Android Malware Masquerades as Popular Apps to Steal Credentials

Recent findings reveal that malicious Android apps are posing as popular apps like Google, Instagram, Snapchat, WhatsApp, and X (formerly Twitter) to steal users' credentials from compromised devices.

According to the SonicWall Capture Labs threat research team, these malware apps use recognizable icons to deceive users into installing them. Once installed, the apps request permissions for accessibility services and the deprecated device administrator API, allowing them to take control of the device and perform various malicious activities, including data theft and malware deployment.

These rogue apps connect to a command-and-control (C2) server to receive commands, enabling them to access contact lists, SMS messages, call logs, install apps, send SMS messages, open phishing pages, and control the camera flashlight.
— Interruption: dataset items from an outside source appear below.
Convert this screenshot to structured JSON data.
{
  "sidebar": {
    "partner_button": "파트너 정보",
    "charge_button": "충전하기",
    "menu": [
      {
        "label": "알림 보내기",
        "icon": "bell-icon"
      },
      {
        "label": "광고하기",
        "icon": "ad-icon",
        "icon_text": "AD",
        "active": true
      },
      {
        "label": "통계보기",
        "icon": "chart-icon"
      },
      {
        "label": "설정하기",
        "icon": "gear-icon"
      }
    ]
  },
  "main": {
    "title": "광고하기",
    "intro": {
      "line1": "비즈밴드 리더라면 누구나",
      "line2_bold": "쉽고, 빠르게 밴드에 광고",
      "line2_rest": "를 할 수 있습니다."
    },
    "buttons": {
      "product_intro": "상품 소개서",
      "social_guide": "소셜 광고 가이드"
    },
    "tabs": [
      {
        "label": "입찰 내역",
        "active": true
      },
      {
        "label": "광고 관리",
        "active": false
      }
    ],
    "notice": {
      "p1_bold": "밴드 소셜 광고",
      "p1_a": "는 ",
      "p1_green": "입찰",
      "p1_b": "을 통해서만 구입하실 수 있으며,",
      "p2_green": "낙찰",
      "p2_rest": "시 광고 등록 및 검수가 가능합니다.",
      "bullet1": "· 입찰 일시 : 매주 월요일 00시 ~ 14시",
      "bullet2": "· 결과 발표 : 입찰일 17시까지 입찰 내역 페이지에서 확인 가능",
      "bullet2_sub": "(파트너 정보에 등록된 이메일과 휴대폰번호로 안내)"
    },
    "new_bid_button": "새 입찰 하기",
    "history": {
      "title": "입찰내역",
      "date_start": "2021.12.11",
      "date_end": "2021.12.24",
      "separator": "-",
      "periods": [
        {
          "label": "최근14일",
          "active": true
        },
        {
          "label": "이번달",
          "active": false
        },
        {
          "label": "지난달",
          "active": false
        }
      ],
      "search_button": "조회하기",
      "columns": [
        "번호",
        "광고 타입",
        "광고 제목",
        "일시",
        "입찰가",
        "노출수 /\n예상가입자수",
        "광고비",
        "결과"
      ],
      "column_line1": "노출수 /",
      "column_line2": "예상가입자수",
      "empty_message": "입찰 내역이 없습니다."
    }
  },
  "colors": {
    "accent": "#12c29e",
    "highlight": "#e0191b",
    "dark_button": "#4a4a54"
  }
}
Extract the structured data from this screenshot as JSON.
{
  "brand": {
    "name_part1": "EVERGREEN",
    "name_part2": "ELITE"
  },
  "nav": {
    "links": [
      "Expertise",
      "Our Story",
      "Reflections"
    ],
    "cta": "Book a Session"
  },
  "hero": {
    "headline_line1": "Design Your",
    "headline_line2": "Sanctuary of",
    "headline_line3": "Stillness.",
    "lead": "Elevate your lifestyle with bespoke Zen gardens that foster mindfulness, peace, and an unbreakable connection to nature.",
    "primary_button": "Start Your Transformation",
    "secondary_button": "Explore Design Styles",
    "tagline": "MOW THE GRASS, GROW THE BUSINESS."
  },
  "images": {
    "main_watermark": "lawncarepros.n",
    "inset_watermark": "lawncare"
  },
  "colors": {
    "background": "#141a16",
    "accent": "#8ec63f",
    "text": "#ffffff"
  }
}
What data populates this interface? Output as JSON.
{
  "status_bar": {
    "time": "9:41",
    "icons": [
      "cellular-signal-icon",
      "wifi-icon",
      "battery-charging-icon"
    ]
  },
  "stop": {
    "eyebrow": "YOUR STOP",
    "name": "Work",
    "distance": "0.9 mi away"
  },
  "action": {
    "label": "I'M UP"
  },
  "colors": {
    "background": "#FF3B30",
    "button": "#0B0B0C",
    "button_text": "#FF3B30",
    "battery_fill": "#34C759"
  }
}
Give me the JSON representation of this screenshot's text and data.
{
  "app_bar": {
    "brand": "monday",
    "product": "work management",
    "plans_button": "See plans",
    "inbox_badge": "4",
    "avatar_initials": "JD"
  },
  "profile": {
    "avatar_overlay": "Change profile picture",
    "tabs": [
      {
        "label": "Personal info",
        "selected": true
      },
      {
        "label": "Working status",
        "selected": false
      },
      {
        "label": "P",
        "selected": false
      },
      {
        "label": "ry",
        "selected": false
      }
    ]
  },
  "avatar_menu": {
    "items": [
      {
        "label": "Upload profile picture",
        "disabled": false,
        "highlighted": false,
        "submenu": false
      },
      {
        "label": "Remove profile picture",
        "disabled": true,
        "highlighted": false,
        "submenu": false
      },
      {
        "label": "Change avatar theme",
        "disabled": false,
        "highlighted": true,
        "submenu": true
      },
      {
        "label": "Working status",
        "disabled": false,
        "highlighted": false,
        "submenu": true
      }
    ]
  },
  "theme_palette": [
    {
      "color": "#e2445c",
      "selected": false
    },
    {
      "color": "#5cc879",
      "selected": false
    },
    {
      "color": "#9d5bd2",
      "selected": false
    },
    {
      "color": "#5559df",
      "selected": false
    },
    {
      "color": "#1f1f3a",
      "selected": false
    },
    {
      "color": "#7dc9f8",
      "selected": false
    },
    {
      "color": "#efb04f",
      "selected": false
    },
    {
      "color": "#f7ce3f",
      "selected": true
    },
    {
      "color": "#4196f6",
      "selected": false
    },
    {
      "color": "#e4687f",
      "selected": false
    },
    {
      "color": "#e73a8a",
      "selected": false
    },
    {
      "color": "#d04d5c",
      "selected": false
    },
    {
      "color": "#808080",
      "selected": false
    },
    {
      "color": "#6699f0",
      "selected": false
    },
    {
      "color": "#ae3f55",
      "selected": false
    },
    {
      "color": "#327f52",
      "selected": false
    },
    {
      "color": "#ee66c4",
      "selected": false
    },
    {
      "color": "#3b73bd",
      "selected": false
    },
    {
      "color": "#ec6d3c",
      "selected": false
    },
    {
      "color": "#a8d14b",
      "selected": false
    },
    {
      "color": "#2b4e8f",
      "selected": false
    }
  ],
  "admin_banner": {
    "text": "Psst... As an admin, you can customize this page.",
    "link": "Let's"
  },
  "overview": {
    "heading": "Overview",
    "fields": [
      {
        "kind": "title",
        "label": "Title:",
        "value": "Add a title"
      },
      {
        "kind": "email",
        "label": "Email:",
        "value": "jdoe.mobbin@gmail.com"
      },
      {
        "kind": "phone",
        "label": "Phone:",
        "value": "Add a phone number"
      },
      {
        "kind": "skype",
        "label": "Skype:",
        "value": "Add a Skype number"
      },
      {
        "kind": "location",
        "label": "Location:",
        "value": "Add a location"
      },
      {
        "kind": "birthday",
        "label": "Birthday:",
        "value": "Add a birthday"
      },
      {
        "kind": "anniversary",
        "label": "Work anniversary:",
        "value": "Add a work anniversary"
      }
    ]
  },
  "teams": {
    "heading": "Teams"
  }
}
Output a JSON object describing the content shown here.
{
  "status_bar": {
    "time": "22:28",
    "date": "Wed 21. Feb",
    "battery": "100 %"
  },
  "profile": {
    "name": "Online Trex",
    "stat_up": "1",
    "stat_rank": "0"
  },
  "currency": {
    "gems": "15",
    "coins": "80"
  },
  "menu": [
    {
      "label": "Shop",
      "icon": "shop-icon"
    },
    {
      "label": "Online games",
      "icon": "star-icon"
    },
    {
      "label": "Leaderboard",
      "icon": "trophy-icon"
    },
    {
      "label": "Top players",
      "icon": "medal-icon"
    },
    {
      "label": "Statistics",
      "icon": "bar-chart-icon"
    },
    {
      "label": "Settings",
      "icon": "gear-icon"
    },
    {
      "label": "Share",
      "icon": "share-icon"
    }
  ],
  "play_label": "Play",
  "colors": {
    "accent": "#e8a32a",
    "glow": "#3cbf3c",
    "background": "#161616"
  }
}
Phishing URLs mimic login pages of well-known services such as Facebook, GitHub, Instagram, LinkedIn, Microsoft, Netflix, PayPal, Proton Mail, Snapchat, Tumblr, X, WordPress, and Yahoo.

A Google spokesperson confirmed to The Hacker News that Google Play Protect, Android's built-in malware defence, automatically protects users from apps with known malware versions.

The rise in such attacks coincides with warnings from Cyfirma and Broadcom-owned Symantec about a social engineering campaign using WhatsApp to distribute new Android malware disguised as a defence-related application. Once installed, this app poses as a Contacts application, requesting permissions for SMS, Contacts, Storage, and Telephone, then hiding itself from view.

Additionally, malware campaigns are distributing Android banking trojans like Coper, which harvest sensitive information and display fake window overlays to deceive users into surrendering their credentials.

Finland's National Cyber Security Centre (NCSC-FI) recently revealed that smishing messages are being used to direct users to Android malware that steals banking data through a technique called telephone-oriented attack delivery (TOAD). Victims are urged to call a number regarding a debt collection claim and then instructed to install a supposed antivirus app, which is actually malware designed to steal online banking credentials and perform unauthorized fund transfers.

Recent months have also seen the detection of Android malware like Tambir and Dwphon, with Dwphon targeting Chinese handset makers and primarily intended for the Russian market. Kaspersky suggests that Dwphon may be a result of a supply chain attack, incorporating the infected application into the firmware.

Telemetry data from Kaspersky indicates a 32% increase in attacks on Android users by banking malware, with the number of affected users rising from 57,219 to 75,521, especially in Turkey, Saudi Arabia, Spain, Switzerland, and India. In contrast, PC banking malware attacks continue to decline, while mobile banking Trojans are becoming more prevalent in 2023.